1 Comcast of Mass. I, Inc. v. Commissioner of Revenue, Mass. Ct. App., Dkt. No. 18-P-561, April 26, 2019 (summary decision).
2 During the tax years at issue, Massachusetts allowed taxpayers to file a combined corporation excise return pursuant to Mass. Gen. Laws ch. 63, § 32B. Under such a “combined” filing, each includable entity determined taxable net income separately before adding each entity’s taxable net income together to arrive at the combined net income of the group taxable under Mass. Gen. Laws ch. 63. This separate-entity calculation contrasts with the unitary-combined filing that was enacted by Massachusetts for tax years beginning on or after Jan. 1, 2009. 

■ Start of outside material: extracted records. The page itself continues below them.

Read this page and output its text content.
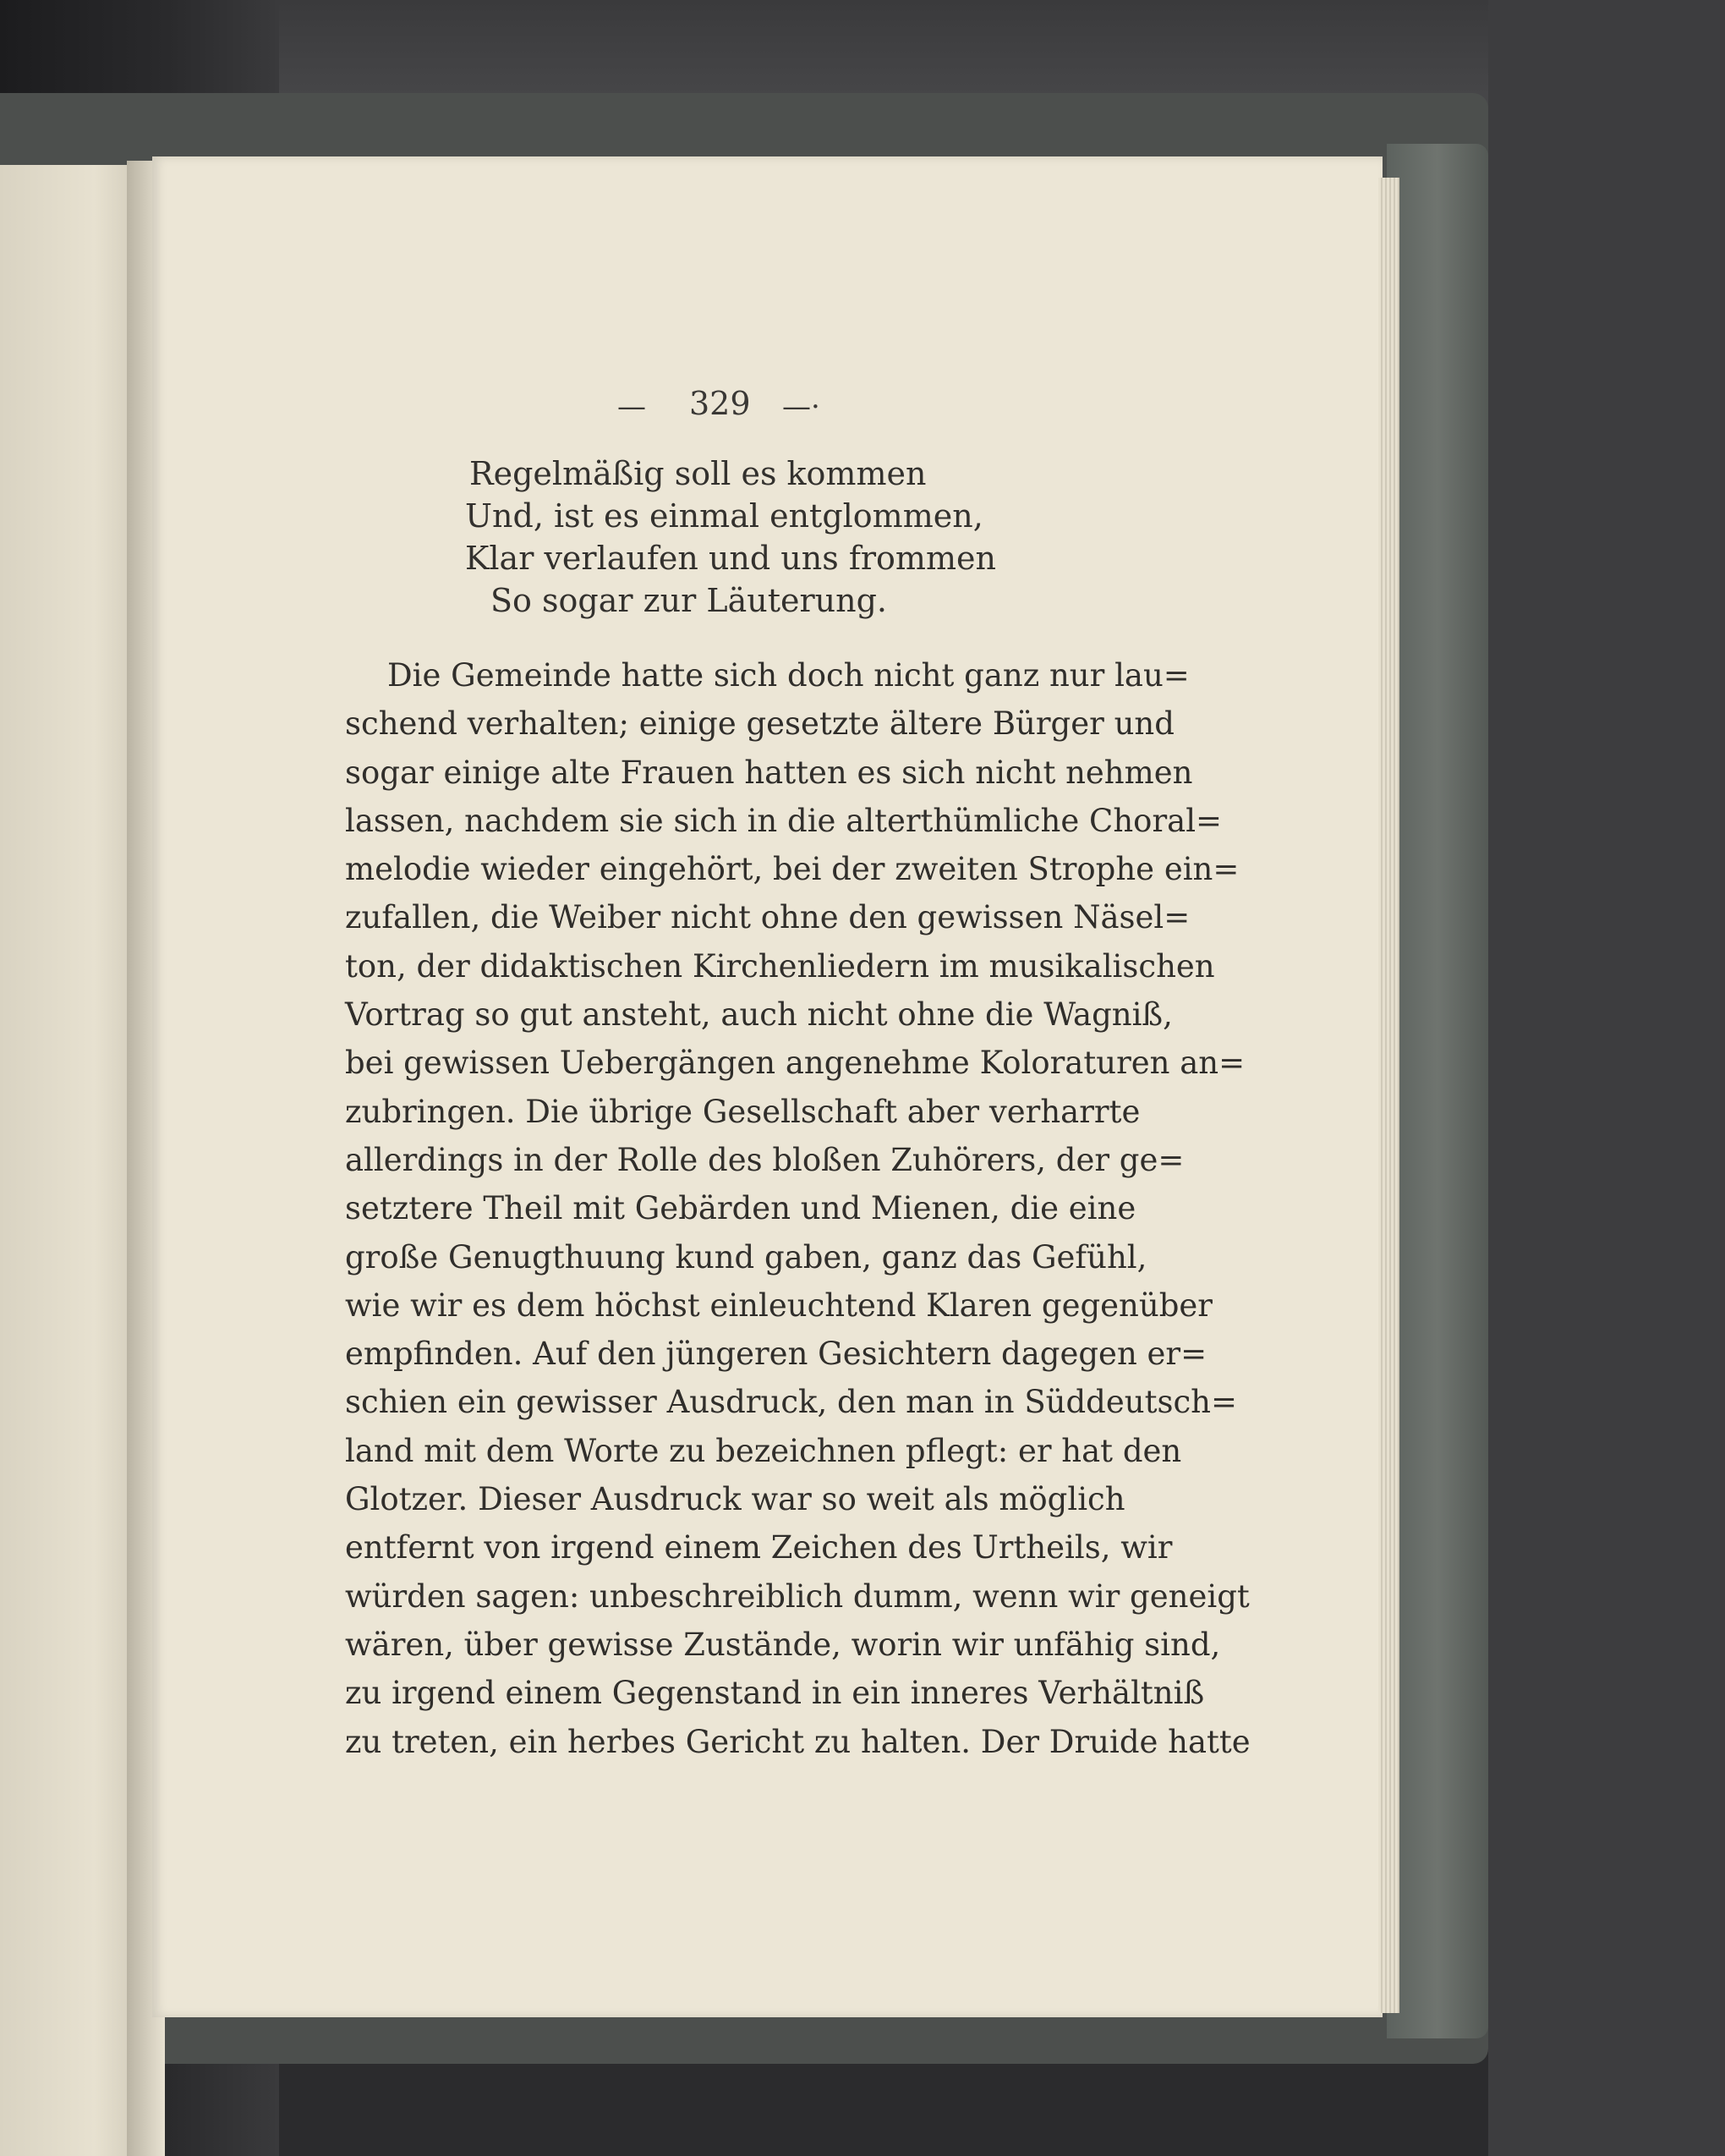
— 329 —·
Regelmäßig soll es kommen
Und, ist es einmal entglommen,
Klar verlaufen und uns frommen
So sogar zur Läuterung.
Die Gemeinde hatte sich doch nicht ganz nur lau=
schend verhalten; einige gesetzte ältere Bürger und
sogar einige alte Frauen hatten es sich nicht nehmen
lassen, nachdem sie sich in die alterthümliche Choral=
melodie wieder eingehört, bei der zweiten Strophe ein=
zufallen, die Weiber nicht ohne den gewissen Näsel=
ton, der didaktischen Kirchenliedern im musikalischen
Vortrag so gut ansteht, auch nicht ohne die Wagniß,
bei gewissen Uebergängen angenehme Koloraturen an=
zubringen. Die übrige Gesellschaft aber verharrte
allerdings in der Rolle des bloßen Zuhörers, der ge=
setztere Theil mit Gebärden und Mienen, die eine
große Genugthuung kund gaben, ganz das Gefühl,
wie wir es dem höchst einleuchtend Klaren gegenüber
empfinden. Auf den jüngeren Gesichtern dagegen er=
schien ein gewisser Ausdruck, den man in Süddeutsch=
land mit dem Worte zu bezeichnen pflegt: er hat den
Glotzer. Dieser Ausdruck war so weit als möglich
entfernt von irgend einem Zeichen des Urtheils, wir
würden sagen: unbeschreiblich dumm, wenn wir geneigt
wären, über gewisse Zustände, worin wir unfähig sind,
zu irgend einem Gegenstand in ein inneres Verhältniß
zu treten, ein herbes Gericht zu halten. Der Druide hatte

3 For tax years beginning before Jan. 1, 2014, Massachusetts required service revenue to be sourced under a cost of performance methodology for purposes of determining the corporate excise tax apportionment sales factor. Under Mass. Gen. Laws ch. 63, § 38 (f), if the income-producing activity of the taxpayer was performed both within and without Massachusetts, the sale was deemed to be a Massachusetts sale for apportionment purposes if the greater proportion of the income-producing activity was performed in Massachusetts. For tax years beginning on after January 1, 2014, Massachusetts uses market-based sourcing.
4 Comcast of Massachusetts I, Inc. v. Massachusetts Commissioner of Revenue, Massachusetts Appellate Tax Board, Nos. C321986 - C321994, C322268, Nov. 10, 2017.

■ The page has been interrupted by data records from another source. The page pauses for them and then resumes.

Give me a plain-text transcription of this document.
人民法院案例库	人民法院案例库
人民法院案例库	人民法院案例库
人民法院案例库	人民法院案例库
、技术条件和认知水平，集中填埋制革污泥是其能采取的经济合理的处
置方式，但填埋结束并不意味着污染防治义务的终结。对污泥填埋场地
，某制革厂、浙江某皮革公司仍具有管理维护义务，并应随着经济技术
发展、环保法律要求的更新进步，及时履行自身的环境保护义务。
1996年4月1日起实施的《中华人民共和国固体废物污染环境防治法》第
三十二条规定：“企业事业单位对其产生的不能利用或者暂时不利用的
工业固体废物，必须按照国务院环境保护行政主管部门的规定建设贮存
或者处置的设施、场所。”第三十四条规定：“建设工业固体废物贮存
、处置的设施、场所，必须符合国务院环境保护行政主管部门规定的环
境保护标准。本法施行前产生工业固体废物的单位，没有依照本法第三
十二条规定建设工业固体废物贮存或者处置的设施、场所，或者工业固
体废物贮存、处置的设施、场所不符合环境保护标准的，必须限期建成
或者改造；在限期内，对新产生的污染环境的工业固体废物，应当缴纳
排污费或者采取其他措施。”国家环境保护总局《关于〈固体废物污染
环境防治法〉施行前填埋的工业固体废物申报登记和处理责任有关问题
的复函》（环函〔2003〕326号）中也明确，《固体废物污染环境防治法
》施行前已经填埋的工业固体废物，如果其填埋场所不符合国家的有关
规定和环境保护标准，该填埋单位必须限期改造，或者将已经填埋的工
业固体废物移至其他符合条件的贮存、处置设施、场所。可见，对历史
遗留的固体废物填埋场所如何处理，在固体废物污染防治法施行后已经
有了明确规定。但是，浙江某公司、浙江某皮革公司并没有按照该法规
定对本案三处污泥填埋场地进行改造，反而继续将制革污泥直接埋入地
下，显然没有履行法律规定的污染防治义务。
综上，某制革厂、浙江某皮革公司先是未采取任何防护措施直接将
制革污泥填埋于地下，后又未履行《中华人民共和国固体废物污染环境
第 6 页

5 Former MASS. REGS. CODE tit. 830, § 63.38.1(9)(d). 
6 970 N.E.2d 814 (Mass. App. Ct.  2012). Following the AT&T decision, the Massachusetts Department of Revenue issued administrative guidance explaining that “[i]n general, the appropriateness of the transactional approach will depend on the nature of a taxpayer’s activity the performance of which creates an obligation of a particular customer to pay a specific consideration.” Technical Information Release 13-12: Commissioner of Revenue v. AT&T Corporation, Massachusetts Department of Revenue, Aug. 20, 2013.    
7 Comcast Corp. v. Department of Revenue, 423 P.3d 706 (Or. 2018). For further discussion of this case, see GT SALT Alert: Oregon Supreme Court Affirms Substantial Nexus and Subscriber-Based Sourcing Provisions. Oregon has adopted market-based sourcing for tax years beginning on or after January 1, 2018.   
8 Comcast Holdings Corp. v. Tennessee Department of Revenue, Tennessee of Court of Appeals, No. M2017-02250-COA-R3-CV, April 25, 2019. Note that Tennessee has adopted market-based sourcing for tax years beginning on or after July 1, 2016.